ISO/IEC 27035-3
ISO/IEC 27035-3:2020 — Information technology — Information security incident management — Part 3: Guidelines for ICT incident response operations
(first edition)
Abstract
ISO/IEC 27035 part 3 “gives guidelines for information security incident response in ICT security operations. [ISO/IEC 27035-3] does this by firstly covering the operational aspects in ICT security operations from a people, processes and technology perspective. It then further focuses on information security incident response in ICT security operations including information security incident detection, reporting, triage, analysis, response, containment, eradication, recovery and conclusion ...”
[Source: ISO/IEC 27035-3:2020]
Introduction
Part 3 concerns the 'security operations' elements in response to an IT incident.
Scope
Part 3 concerns the organisation and processes necessary for the information security function to prepare for, and respond to, IT security events and incidents.
Structure
Main clauses:
5: Overview
6: Common types of attacks
7: Incident detection operations
8: Incident notification operations
9: Incident triage operations
10: Incident analysis operations
11: Incident containment, eradication and recovery operations
12: Incident reporting operations
Annex A: Example of the incident criteria based on information security events and incidents
Status
The current first edition of part 3 was published in 2020.
In 2025, the standard fell due for review by ISO/IEC JTC 1/SC 27 to decide whether it should be withdrawn, revised or retained as-is. Watch this space.
Commentary
The standard primarily concerns the IT Department's responses to active, deliberate cyber-attacks such as major hacks or malware infections such as ransomware. However, various other kinds of incident may require similar IT-related responses e.g.:
Failed software patches, installations, reconfigurations or other changes to systems, applications, networks, services, protocols etc.

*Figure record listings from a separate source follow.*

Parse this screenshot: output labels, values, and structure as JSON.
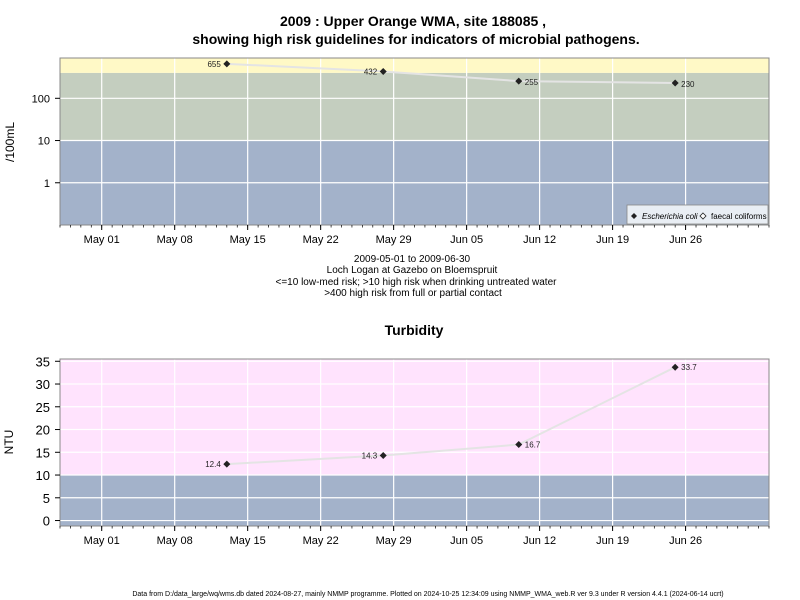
{
  "title_line1": "2009 : Upper Orange WMA, site 188085 ,",
  "title_line2": "showing high risk guidelines for indicators of microbial pathogens.",
  "caption": [
    "2009-05-01 to 2009-06-30",
    "Loch Logan at Gazebo on Bloemspruit",
    "<=10 low-med risk; >10 high risk when drinking untreated water",
    ">400 high risk from full or partial contact"
  ],
  "footer": "Data from D:/data_large/wq/wms.db dated 2024-08-27, mainly NMMP programme. Plotted on 2024-10-25 12:34:09 using NMMP_WMA_web.R ver 9.3 under R version 4.4.1 (2024-06-14 ucrt)",
  "colors": {
    "high_risk_contact": "#FFF9C6",
    "high_risk_drinking": "#C4CEBF",
    "low_med_risk": "#A3B2CA",
    "turbidity_high": "#FFE3FD",
    "turbidity_low": "#A3B2CA",
    "series_line": "#E4E4E4",
    "marker": "#222222",
    "grid": "#ffffff",
    "legend_bg": "#E9EEF4"
  },
  "chart_data": [
    {
      "type": "scatter",
      "title": "",
      "ylabel": "/100mL",
      "xlabel": "",
      "y_scale": "log",
      "ylim": [
        0.1,
        900
      ],
      "xlim": [
        "2009-04-27",
        "2009-07-04"
      ],
      "x_ticks": [
        "2009-05-01",
        "2009-05-08",
        "2009-05-15",
        "2009-05-22",
        "2009-05-29",
        "2009-06-05",
        "2009-06-12",
        "2009-06-19",
        "2009-06-26"
      ],
      "x_tick_labels": [
        "May 01",
        "May 08",
        "May 15",
        "May 22",
        "May 29",
        "Jun 05",
        "Jun 12",
        "Jun 19",
        "Jun 26"
      ],
      "y_ticks": [
        1,
        10,
        100
      ],
      "y_tick_labels": [
        "1",
        "10",
        "100"
      ],
      "bands": [
        {
          "from": 0.1,
          "to": 10,
          "color_key": "low_med_risk"
        },
        {
          "from": 10,
          "to": 400,
          "color_key": "high_risk_drinking"
        },
        {
          "from": 400,
          "to": 900,
          "color_key": "high_risk_contact"
        }
      ],
      "grid": true,
      "legend_position": "bottom-right",
      "legend": [
        {
          "label": "Escherichia coli",
          "marker": "filled-diamond",
          "italic": true
        },
        {
          "label": "faecal coliforms",
          "marker": "open-diamond",
          "italic": false
        }
      ],
      "series": [
        {
          "name": "Escherichia coli",
          "x": [
            "2009-05-13",
            "2009-05-28",
            "2009-06-10",
            "2009-06-25"
          ],
          "y": [
            655,
            432,
            255,
            230
          ],
          "labels": [
            "655",
            "432",
            "255",
            "230"
          ]
        }
      ]
    },
    {
      "type": "line",
      "title": "Turbidity",
      "ylabel": "NTU",
      "xlabel": "",
      "ylim": [
        -1.2,
        35.5
      ],
      "xlim": [
        "2009-04-27",
        "2009-07-04"
      ],
      "x_ticks": [
        "2009-05-01",
        "2009-05-08",
        "2009-05-15",
        "2009-05-22",
        "2009-05-29",
        "2009-06-05",
        "2009-06-12",
        "2009-06-19",
        "2009-06-26"
      ],
      "x_tick_labels": [
        "May 01",
        "May 08",
        "May 15",
        "May 22",
        "May 29",
        "Jun 05",
        "Jun 12",
        "Jun 19",
        "Jun 26"
      ],
      "y_ticks": [
        0,
        5,
        10,
        15,
        20,
        25,
        30,
        35
      ],
      "y_tick_labels": [
        "0",
        "5",
        "10",
        "15",
        "20",
        "25",
        "30",
        "35"
      ],
      "bands": [
        {
          "from": -1.2,
          "to": 10,
          "color_key": "turbidity_low"
        },
        {
          "from": 10,
          "to": 35.5,
          "color_key": "turbidity_high"
        }
      ],
      "grid": true,
      "series": [
        {
          "x": [
            "2009-05-13",
            "2009-05-28",
            "2009-06-10",
            "2009-06-25"
          ],
          "y": [
            12.4,
            14.3,
            16.7,
            33.7
          ],
          "labels": [
            "12.4",
            "14.3",
            "16.7",
            "33.7"
          ]
        }
      ]
    }
  ]
}
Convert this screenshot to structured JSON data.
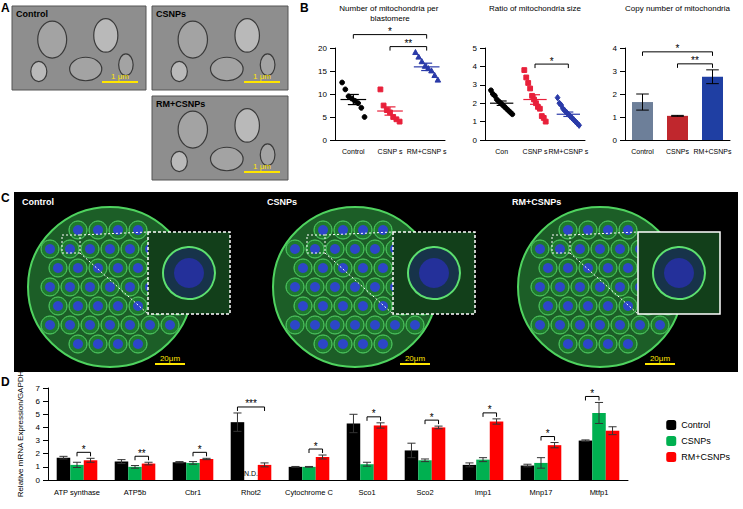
{
  "chart_data": [
    {
      "panel": "A",
      "type": "image",
      "images": [
        {
          "label": "Control",
          "scale_bar": "1 μm"
        },
        {
          "label": "CSNPs",
          "scale_bar": "1 μm"
        },
        {
          "label": "RM+CSNPs",
          "scale_bar": "1 μm"
        }
      ]
    },
    {
      "panel": "B",
      "type": "scatter",
      "title": "Number of mitochondria per blastomere",
      "categories": [
        "Control",
        "CSNP s",
        "RM+CSNP s"
      ],
      "colors": [
        "#000000",
        "#e8203a",
        "#2a3aa8"
      ],
      "markers": [
        "circle",
        "square",
        "triangle"
      ],
      "values": [
        [
          12.5,
          11,
          9.5,
          9,
          8.5,
          8,
          7,
          5
        ],
        [
          11,
          7.5,
          6.5,
          6,
          5,
          4.5,
          4
        ],
        [
          19,
          18,
          17,
          16,
          15.5,
          15,
          14,
          13
        ]
      ],
      "means": [
        8.8,
        6.3,
        15.9
      ],
      "sems": [
        1.1,
        0.9,
        0.8
      ],
      "ylim": [
        0,
        20
      ],
      "yticks": [
        0,
        5,
        10,
        15,
        20
      ],
      "significance": [
        {
          "pair": [
            0,
            2
          ],
          "label": "*"
        },
        {
          "pair": [
            1,
            2
          ],
          "label": "**"
        }
      ]
    },
    {
      "type": "scatter",
      "title": "Ratio of mitochondria size",
      "categories": [
        "Con",
        "CSNP s",
        "RM+CSNP s"
      ],
      "colors": [
        "#000000",
        "#e8203a",
        "#2a3aa8"
      ],
      "markers": [
        "circle",
        "square",
        "diamond"
      ],
      "values": [
        [
          2.7,
          2.5,
          2.4,
          2.2,
          2.1,
          2.0,
          1.9,
          1.8,
          1.7,
          1.6,
          1.5,
          1.4
        ],
        [
          3.8,
          3.4,
          3.1,
          2.8,
          2.4,
          2.2,
          2.0,
          1.8,
          1.7,
          1.3,
          1.2,
          1.0
        ],
        [
          2.3,
          2.0,
          1.9,
          1.7,
          1.6,
          1.5,
          1.4,
          1.3,
          1.2,
          1.1,
          1.0,
          0.9,
          0.8
        ]
      ],
      "means": [
        2.0,
        2.2,
        1.4
      ],
      "sems": [
        0.12,
        0.26,
        0.12
      ],
      "ylim": [
        0,
        5
      ],
      "yticks": [
        0,
        1,
        2,
        3,
        4,
        5
      ],
      "significance": [
        {
          "pair": [
            1,
            2
          ],
          "label": "*"
        }
      ]
    },
    {
      "type": "bar",
      "title": "Copy number of mitochondria",
      "categories": [
        "Control",
        "CSNPs",
        "RM+CSNPs"
      ],
      "values": [
        1.65,
        1.05,
        2.75
      ],
      "errors": [
        0.35,
        0.02,
        0.3
      ],
      "colors": [
        "#6d7f99",
        "#c0272d",
        "#1f3fa3"
      ],
      "ylim": [
        0,
        4
      ],
      "yticks": [
        0,
        1,
        2,
        3,
        4
      ],
      "significance": [
        {
          "pair": [
            0,
            2
          ],
          "label": "*"
        },
        {
          "pair": [
            1,
            2
          ],
          "label": "**"
        }
      ]
    },
    {
      "panel": "C",
      "type": "image",
      "images": [
        {
          "label": "Control",
          "scale_bar": "20μm"
        },
        {
          "label": "CSNPs",
          "scale_bar": "20μm"
        },
        {
          "label": "RM+CSNPs",
          "scale_bar": "20μm"
        }
      ]
    },
    {
      "panel": "D",
      "type": "bar",
      "ylabel": "Relative mRNA Expression/GAPDH",
      "categories": [
        "ATP synthase",
        "ATP5b",
        "Cbr1",
        "Rhot2",
        "Cytochrome C",
        "Sco1",
        "Sco2",
        "Imp1",
        "Mnp17",
        "Mtfp1"
      ],
      "series": [
        {
          "name": "Control",
          "color": "#000000",
          "values": [
            1.7,
            1.4,
            1.35,
            4.4,
            1.0,
            4.3,
            2.25,
            1.15,
            1.1,
            3.0
          ],
          "errors": [
            0.1,
            0.15,
            0.05,
            0.7,
            0.03,
            0.7,
            0.55,
            0.15,
            0.1,
            0.05
          ]
        },
        {
          "name": "CSNPs",
          "color": "#00b050",
          "values": [
            1.15,
            1.0,
            1.3,
            null,
            1.0,
            1.2,
            1.5,
            1.55,
            1.3,
            5.1
          ],
          "errors": [
            0.2,
            0.1,
            0.1,
            null,
            0.03,
            0.15,
            0.1,
            0.15,
            0.4,
            0.8
          ]
        },
        {
          "name": "RM+CSNPs",
          "color": "#ff0000",
          "values": [
            1.5,
            1.25,
            1.6,
            1.15,
            1.75,
            4.15,
            4.0,
            4.45,
            2.65,
            3.75
          ],
          "errors": [
            0.15,
            0.1,
            0.05,
            0.15,
            0.15,
            0.2,
            0.1,
            0.2,
            0.2,
            0.3
          ]
        }
      ],
      "ylim": [
        0,
        7
      ],
      "yticks": [
        0,
        1,
        2,
        3,
        4,
        5,
        6,
        7
      ],
      "legend": "right",
      "significance": [
        {
          "category": "ATP synthase",
          "pair": [
            1,
            2
          ],
          "label": "*"
        },
        {
          "category": "ATP5b",
          "pair": [
            1,
            2
          ],
          "label": "**"
        },
        {
          "category": "Cbr1",
          "pair": [
            1,
            2
          ],
          "label": "*"
        },
        {
          "category": "Rhot2",
          "pair": [
            0,
            2
          ],
          "label": "***"
        },
        {
          "category": "Cytochrome C",
          "pair": [
            1,
            2
          ],
          "label": "*"
        },
        {
          "category": "Sco1",
          "pair": [
            1,
            2
          ],
          "label": "*"
        },
        {
          "category": "Sco2",
          "pair": [
            1,
            2
          ],
          "label": "*"
        },
        {
          "category": "Imp1",
          "pair": [
            1,
            2
          ],
          "label": "*"
        },
        {
          "category": "Mnp17",
          "pair": [
            1,
            2
          ],
          "label": "*"
        },
        {
          "category": "Mtfp1",
          "pair": [
            0,
            1
          ],
          "label": "*"
        }
      ],
      "annotations": [
        {
          "text": "N.D.",
          "category": "Rhot2",
          "series": "CSNPs"
        }
      ]
    }
  ]
}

Inappropriate and damaging automated activities by AI systems and agents, plus incidents relating to shadow-IT and shadow-AI (unauthorised arrangements outside IT Department's remit).
Hardware failures.
Business incidents or situations requiring urgent IT responses, such as takeover attempts or mergers.

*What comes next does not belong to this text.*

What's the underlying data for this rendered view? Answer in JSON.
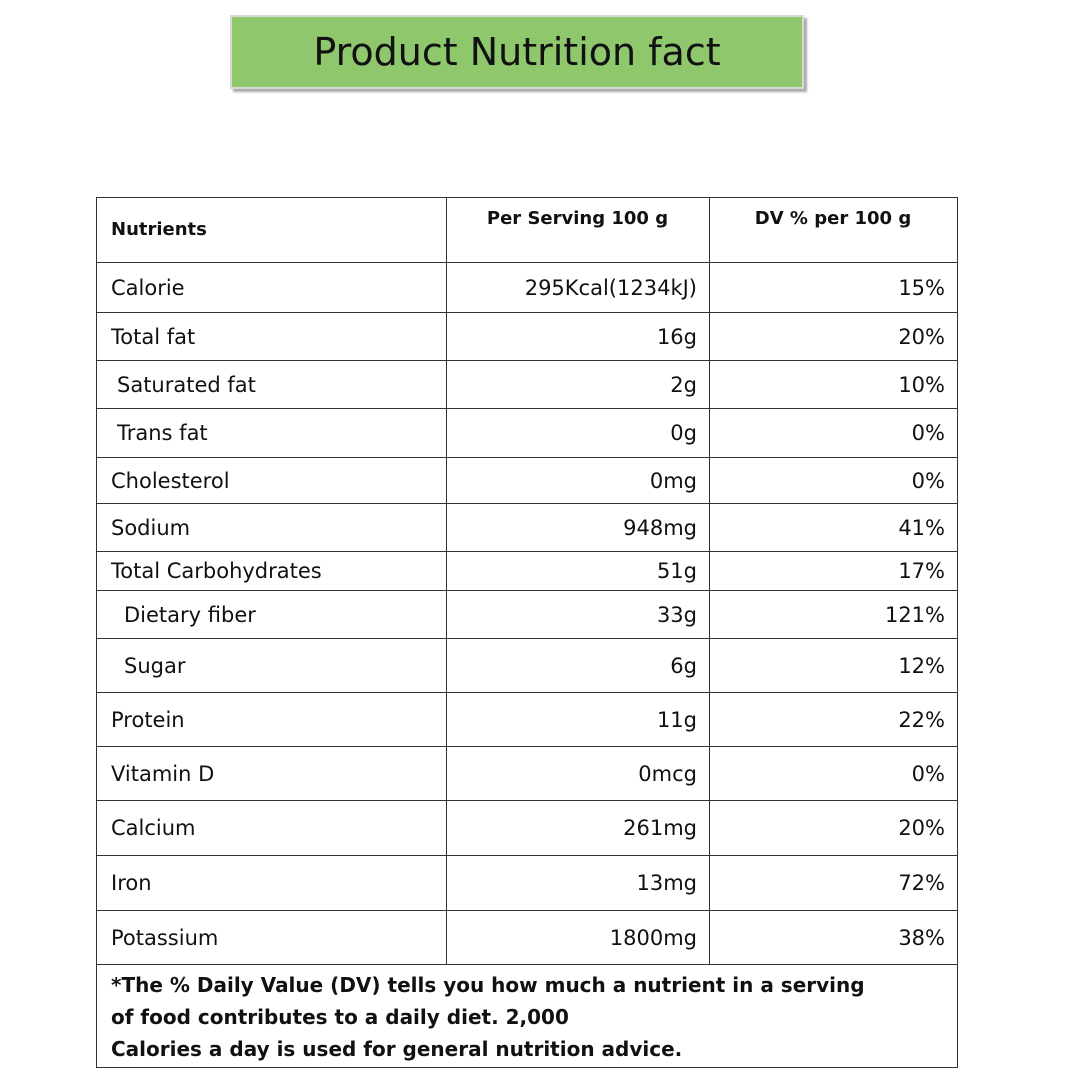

Environmental disasters such as storms, floods, fires, plane crashes, wars, power cuts and telecomms outages.
Serious incidents involving the workforce such as pandemics, strikes or mass resignations.
Failures of other important security controls, including governance and management controls e.g. serious fraud or exec-level impropriety.

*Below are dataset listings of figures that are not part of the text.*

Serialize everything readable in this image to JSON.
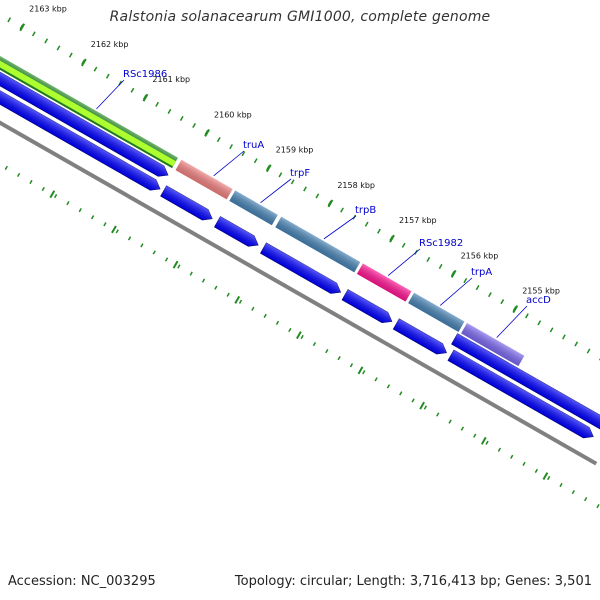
{
  "title": "Ralstonia solanacearum GMI1000, complete genome",
  "footer": {
    "accession": "Accession: NC_003295",
    "summary": "Topology: circular; Length: 3,716,413 bp; Genes: 3,501"
  },
  "map": {
    "tick_labels": [
      "2163 kbp",
      "2162 kbp",
      "2161 kbp",
      "2160 kbp",
      "2159 kbp",
      "2158 kbp",
      "2157 kbp",
      "2156 kbp",
      "2155 kbp"
    ],
    "genes": [
      {
        "name": "RSc1986",
        "color": "#228b22"
      },
      {
        "name": "truA",
        "color": "#f08080"
      },
      {
        "name": "trpF",
        "color": "#4682b4"
      },
      {
        "name": "trpB",
        "color": "#4682b4"
      },
      {
        "name": "RSc1982",
        "color": "#ff1493"
      },
      {
        "name": "trpA",
        "color": "#4682b4"
      },
      {
        "name": "accD",
        "color": "#7b68ee"
      }
    ],
    "colors": {
      "cds": "#0000ff",
      "backbone": "#808080",
      "tick": "#228b22",
      "label": "#0000cc"
    }
  }
}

Supply chain incidents or those affecting related organisations e.g. other parts of a group structure or multinational enterprise.
Therefore, business continuity and resilience arrangements are inevitably linked to risk, incident and security management, as well as business management. It's a complex and dynamic mesh of issues, only part of which is covered by this standard.
The standard’s title contains a commonplace but unexpanded abbreviation: ICT. Plain old "IT" has included communications and networking for decades, so I'm not sure why anyone feels the need to insert the 'C'.